[QUE/ME-14001] ME-PROBLEM

A point of rigid body is pivoted in way that the body can rotate freely about a horizontal axis passing thorough the point of suspension. Show that the frequency of small oscillations is given by \[\omega^2= \frac{Mgh}{Mh^2 + I_1n_1^2+I_2n_2^2+I_3n_3^2}\] where \(I_1, I_2, I_3\) are principal moments of inertia about the centre of mass and \(h\) is distance of centre of mass from the point of suspension. Also \(\hat{n}=(n_1,n_2,n_3)\) is unit vector along the axis of rotation and the components of \(\hat{n}\) are taken w.r.t. the principal axes relative to the centre of mass of the body.

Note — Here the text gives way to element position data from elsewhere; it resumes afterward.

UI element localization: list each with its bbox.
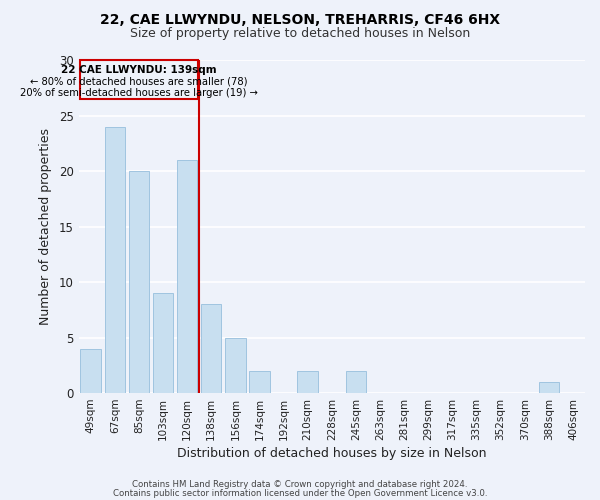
Text: 22, CAE LLWYNDU, NELSON, TREHARRIS, CF46 6HX: 22, CAE LLWYNDU, NELSON, TREHARRIS, CF46… (100, 12, 500, 26)
Bar (153, 293, 173, 393)
Bar (80, 348, 101, 393)
Text: 22 CAE LLWYNDU: 139sqm: 22 CAE LLWYNDU: 139sqm (61, 65, 217, 75)
Bar (539, 382, 559, 393)
Bar (201, 304, 221, 393)
Text: ← 80% of detached houses are smaller (78): ← 80% of detached houses are smaller (78… (30, 76, 248, 86)
Y-axis label: Number of detached properties: Number of detached properties (39, 128, 52, 325)
FancyBboxPatch shape (80, 60, 198, 99)
Bar (249, 371, 269, 393)
Bar (128, 171, 149, 393)
Bar (225, 338, 245, 393)
Text: 20% of semi-detached houses are larger (19) →: 20% of semi-detached houses are larger (… (20, 88, 258, 98)
Text: Contains public sector information licensed under the Open Government Licence v3: Contains public sector information licen… (113, 488, 487, 498)
Bar (298, 371, 318, 393)
Bar (177, 160, 197, 393)
X-axis label: Distribution of detached houses by size in Nelson: Distribution of detached houses by size … (177, 447, 487, 460)
Text: Size of property relative to detached houses in Nelson: Size of property relative to detached ho… (130, 28, 470, 40)
Bar (346, 371, 366, 393)
Text: Contains HM Land Registry data © Crown copyright and database right 2024.: Contains HM Land Registry data © Crown c… (132, 480, 468, 489)
Bar (104, 126, 125, 393)
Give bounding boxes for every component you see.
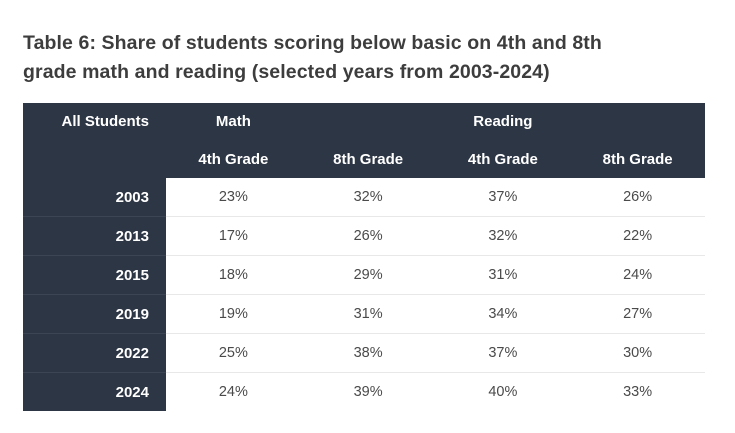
value-cell-reading-4th: 32% xyxy=(435,216,571,256)
year-cell: 2019 xyxy=(23,294,166,334)
table-row-2013: 2013 17% 26% 32% 22% xyxy=(23,216,705,256)
table-row-2003: 2003 23% 32% 37% 26% xyxy=(23,178,705,217)
year-cell: 2022 xyxy=(23,333,166,373)
group-header-reading: Reading xyxy=(435,103,571,140)
year-cell: 2013 xyxy=(23,216,166,256)
year-cell: 2003 xyxy=(23,178,166,217)
value-cell-reading-4th: 34% xyxy=(435,294,571,334)
group-header-spacer xyxy=(570,103,705,140)
table-header: All Students Math Reading 4th Grade 8th … xyxy=(23,103,705,178)
sub-header-spacer xyxy=(23,140,166,178)
value-cell-math-4th: 18% xyxy=(166,255,301,295)
table-row-2015: 2015 18% 29% 31% 24% xyxy=(23,255,705,295)
value-cell-math-8th: 26% xyxy=(300,216,436,256)
value-cell-reading-4th: 37% xyxy=(488,189,518,205)
value-cell-reading-8th: 33% xyxy=(570,372,705,411)
corner-header-all-students: All Students xyxy=(23,103,166,140)
value-cell-reading-4th: 37% xyxy=(435,333,571,373)
value-cell-reading-8th: 27% xyxy=(570,294,705,334)
page-title: Table 6: Share of students scoring below… xyxy=(23,29,713,87)
value-cell-math-8th: 29% xyxy=(300,255,436,295)
sub-header-reading-4th: 4th Grade xyxy=(435,140,571,178)
value-cell-math-8th: 38% xyxy=(300,333,436,373)
value-cell-math-4th: 17% xyxy=(166,216,301,256)
table-row-2019: 2019 19% 31% 34% 27% xyxy=(23,294,705,334)
students-below-basic-table: All Students Math Reading 4th Grade 8th … xyxy=(23,103,705,411)
year-cell: 2015 xyxy=(23,255,166,295)
group-header-spacer xyxy=(300,103,436,140)
table-row-2022: 2022 25% 38% 37% 30% xyxy=(23,333,705,373)
value-cell-reading-4th: 31% xyxy=(435,255,571,295)
table-row-2024: 2024 24% 39% 40% 33% xyxy=(23,372,705,411)
group-header-row: All Students Math Reading xyxy=(23,103,705,140)
value-cell-math-4th: 23% xyxy=(218,189,248,205)
value-cell-reading-8th: 24% xyxy=(570,255,705,295)
year-cell: 2024 xyxy=(23,372,166,411)
page-title-line-2: grade math and reading (selected years f… xyxy=(23,61,550,84)
value-cell-math-8th: 39% xyxy=(300,372,436,411)
value-cell-math-4th: 19% xyxy=(166,294,301,334)
sub-header-row: 4th Grade 8th Grade 4th Grade 8th Grade xyxy=(23,140,705,178)
value-cell-reading-8th: 22% xyxy=(570,216,705,256)
value-cell-math-8th: 32% xyxy=(353,189,383,205)
table-body: 2003 23% 32% 37% 26% 2013 17% 26% 32% 22… xyxy=(23,178,705,411)
page-title-line-1: Table 6: Share of students scoring below… xyxy=(23,32,602,55)
sub-header-reading-8th: 8th Grade xyxy=(570,140,705,178)
value-cell-reading-4th: 40% xyxy=(435,372,571,411)
value-cell-math-8th: 31% xyxy=(300,294,436,334)
value-cell-reading-8th: 26% xyxy=(623,189,653,205)
students-below-basic-table-container: All Students Math Reading 4th Grade 8th … xyxy=(23,103,705,411)
value-cell-math-4th: 25% xyxy=(166,333,301,373)
value-cell-reading-8th: 30% xyxy=(570,333,705,373)
sub-header-math-8th: 8th Grade xyxy=(300,140,436,178)
value-cell-math-4th: 24% xyxy=(166,372,301,411)
sub-header-math-4th: 4th Grade xyxy=(166,140,301,178)
group-header-math: Math xyxy=(166,103,301,140)
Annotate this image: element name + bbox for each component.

%FigBelow{10,-47}{40}{0}{me-fig-14006}

This is a problem about rotation of a rigid body about a fixed axis. In this case the axis of rotation is horizontal line passes through the point of suspension. The equation of motion is obtained by equating the rate of change of angular momentum to the torque. The angular momentum is \(I\dot{\theta}\), where \(I\) is the moment of inertia about the axis of rotation. The torque is given by \(Mgh\sin\theta\) and is in the clockwise direction of decreasing \(\theta\). Therefore the equation of motion becomes \begin{equation} \dd[L]{t} = - Mgh \sin\theta\\ \end{equation} Substituting \(L=I\dot{\theta}\) and making small amplitude approximation we get \begin{eqnarray} I \ddot{\theta} + Mgh \theta=0\\ \therefore \qquad \qquad \ddot{\theta} + \frac{Mgh}{I} \theta=0. \end{eqnarray} Thus the angular frequency of oscillations is \(\omega^2=\dfrac{Mgh}{I}\). Using the parallel axes theorem the moment of inertia can be written as \begin{equation} I= I_0 + Mh^2 \end{equation} where \(I_0\) is the moment of inertia about a parallel axis passing through the centre of mass. In terms of the principal moments of inertia the value of \(I_0\) is given by \begin{equation} I =I_1n_1^2 + I_2n_2^2 + I_3n_3^2. \end{equation} Thus we get the final answer \begin{equation} \omega^2=\frac{Mgh}{I_0 + I_1n_1^2 + I_2n_2^2 + I_3n_3^2}. \end{equation}